Example: The Mid-North: State a goal of eight teams in the top division. Cities like Columbus, Chicago, Minneapolis, Cincinnati, Indianapolis, St. Louis, Pittsburgh, etc. Play each team in your region home and away. Play each team in the Mid-South region (Texas, etc.) home and away. This accounts for thirty games. Play each team in one other region once for eight more games. The eight game region would rotate each year to add an element of competitive balance and fan curiosity over time.

State a goal of having Promotion and Relegation within each region. Relegation will only begin after ten to fifteen years, in deference to the owners who started and built Major League Soccer into a sustainable top tier. Only those games played within a club’s region determine which teams go up and down. Cap the league structure at two divisions per region. Once relegation begins, three teams per region go down each year. The resulting turnover will guarantee incredible competition throughout the season.

Continue to have playoffs and championship for best in the first division. Top two of each region, plus four best third place teams, make the playoffs. Playoffs are single elimination, quick and dirty, Sunday, Wednesday, Sunday, Sunday.

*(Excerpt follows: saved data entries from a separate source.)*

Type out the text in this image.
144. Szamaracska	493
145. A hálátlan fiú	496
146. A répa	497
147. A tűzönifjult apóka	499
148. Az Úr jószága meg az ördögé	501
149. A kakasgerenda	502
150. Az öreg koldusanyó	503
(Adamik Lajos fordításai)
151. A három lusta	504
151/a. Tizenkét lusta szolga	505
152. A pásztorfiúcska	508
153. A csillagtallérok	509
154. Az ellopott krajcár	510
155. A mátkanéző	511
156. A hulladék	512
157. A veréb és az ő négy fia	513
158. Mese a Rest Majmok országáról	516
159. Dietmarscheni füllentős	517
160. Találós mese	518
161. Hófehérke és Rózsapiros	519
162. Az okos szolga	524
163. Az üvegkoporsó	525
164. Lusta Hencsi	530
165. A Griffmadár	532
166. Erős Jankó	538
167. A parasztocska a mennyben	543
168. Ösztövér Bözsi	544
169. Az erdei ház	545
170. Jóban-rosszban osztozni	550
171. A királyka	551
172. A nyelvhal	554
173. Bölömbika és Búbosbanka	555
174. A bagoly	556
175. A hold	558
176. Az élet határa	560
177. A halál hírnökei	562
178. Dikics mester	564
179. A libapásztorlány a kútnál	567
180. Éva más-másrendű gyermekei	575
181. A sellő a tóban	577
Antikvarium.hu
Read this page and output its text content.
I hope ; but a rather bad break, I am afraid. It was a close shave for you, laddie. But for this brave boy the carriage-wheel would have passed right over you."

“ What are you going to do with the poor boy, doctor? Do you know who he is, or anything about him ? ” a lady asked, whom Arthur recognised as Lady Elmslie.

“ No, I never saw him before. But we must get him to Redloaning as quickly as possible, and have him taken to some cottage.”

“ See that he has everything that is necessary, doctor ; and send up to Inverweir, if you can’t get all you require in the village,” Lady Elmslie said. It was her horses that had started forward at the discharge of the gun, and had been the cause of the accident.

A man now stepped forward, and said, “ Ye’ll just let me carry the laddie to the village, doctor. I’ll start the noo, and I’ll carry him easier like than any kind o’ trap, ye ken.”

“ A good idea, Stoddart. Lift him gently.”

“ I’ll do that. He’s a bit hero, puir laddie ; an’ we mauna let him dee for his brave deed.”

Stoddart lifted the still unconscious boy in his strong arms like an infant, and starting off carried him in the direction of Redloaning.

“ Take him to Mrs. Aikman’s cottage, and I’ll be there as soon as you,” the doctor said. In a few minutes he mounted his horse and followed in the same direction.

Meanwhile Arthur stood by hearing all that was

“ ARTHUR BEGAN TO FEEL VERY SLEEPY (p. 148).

Lastly, embrace the North American born player, regardless of heritage, and encourage in-depth, critical reporting on everything professional soccer in North America. Stop with the insular fear.

“And your enemies closer.” There is much wisdom within this simple yet dark lesson. In soccer it arouses pure ecstasy, heartbreaking misery and engages all our senses in an unavoidable cauldron of escapist dreamscape.

And, you never know, those businessmen, the ones who started the professional soccer ball rolling again in 1996, might just find monetary return beyond their wildest dreams if they let the heart of the game guide them.